When someone asks you to meet them at a café you assume you’ll have coffee and delicious pastries. What if the menu at the café is new and there is no food on the menu. The menu consists of topics of conversation, questions yet to be answered, and an open honest environment where what scares you can be brought out in the open. That’s the café I attended yesterday, The Death Café.
The Death Café started in 2010 in Europe, by Jon Underwood, and has become a global experience. There are approximately eight hundred Death Cafes across the globe. The Death Café is a gathering of those interested in discussing anything and everything related to their beliefs, opinion, and concerns about death and dying.

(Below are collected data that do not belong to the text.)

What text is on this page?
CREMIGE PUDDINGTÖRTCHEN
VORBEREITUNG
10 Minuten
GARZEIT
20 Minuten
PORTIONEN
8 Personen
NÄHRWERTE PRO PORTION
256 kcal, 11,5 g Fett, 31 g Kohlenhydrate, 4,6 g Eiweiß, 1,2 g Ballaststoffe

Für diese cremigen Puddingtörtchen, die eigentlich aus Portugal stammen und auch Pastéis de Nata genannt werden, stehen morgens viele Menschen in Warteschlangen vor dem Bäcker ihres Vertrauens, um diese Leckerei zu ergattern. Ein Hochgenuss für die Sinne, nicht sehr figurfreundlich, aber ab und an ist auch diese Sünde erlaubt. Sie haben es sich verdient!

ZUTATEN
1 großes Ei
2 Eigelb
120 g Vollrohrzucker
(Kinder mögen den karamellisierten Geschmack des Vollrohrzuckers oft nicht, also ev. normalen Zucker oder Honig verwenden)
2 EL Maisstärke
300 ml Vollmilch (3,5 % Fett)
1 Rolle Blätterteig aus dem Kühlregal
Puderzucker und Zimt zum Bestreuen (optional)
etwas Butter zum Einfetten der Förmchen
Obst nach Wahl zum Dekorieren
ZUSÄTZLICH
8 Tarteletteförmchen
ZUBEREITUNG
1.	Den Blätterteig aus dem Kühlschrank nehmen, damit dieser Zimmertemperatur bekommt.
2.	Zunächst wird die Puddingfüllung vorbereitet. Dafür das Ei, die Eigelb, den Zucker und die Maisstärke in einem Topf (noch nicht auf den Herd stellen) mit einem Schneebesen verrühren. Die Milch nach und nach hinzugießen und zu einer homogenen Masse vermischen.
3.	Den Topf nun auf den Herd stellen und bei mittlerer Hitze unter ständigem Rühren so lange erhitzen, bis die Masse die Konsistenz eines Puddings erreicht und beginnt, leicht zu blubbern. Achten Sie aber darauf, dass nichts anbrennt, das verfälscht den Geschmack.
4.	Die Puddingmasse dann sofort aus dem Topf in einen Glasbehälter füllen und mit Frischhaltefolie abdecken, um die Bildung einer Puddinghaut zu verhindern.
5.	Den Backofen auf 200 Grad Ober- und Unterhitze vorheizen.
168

We live in a culture that has come to focus on living “the good life”. We haven’t quite figured out how to live “the good life”, so why would we think about anything remotely related to “a good death”. We don’t discuss death on any regular basis and when it enters our sphere we’re disoriented and the emotional and spiritual pain we experience can be excruciating.
My work as a psychotherapist for the past twenty-five years has been in the arena of chronic and life-threatening illness. I’ve had thousands of conversations with people about death and dying. These conversations have served as my own personal question and answer session, always renewing and revising my concerns and beliefs about death and dying.
It’s interesting because on my recent family vacation I had a long conversation with my father about my plans for when I die. It has changed over time, but reaching a place of peace is important. It allows me to make plans reducing stress and anxiety for those in my life who will eventually make those arrangements.
The Death Café format was interesting. Anita Larson, the organizer, had anyone who wanted to write a question on a card that was put in a basket. One-by-one the questions were picked out of the basket and the floor was open for anyone and everyone to respond. People were open, honest, and forthcoming.
Having an environment that allows us to take the mystery out of death and dying is critical to living “the good life”. How can we live “the good life” if we’re twisted with anxiety about death, something we have little if any control over. The saying is true, the only thing we have to do in this lifetime is pay taxes and die, so why give the IRS a leg up on what causes us anxiety?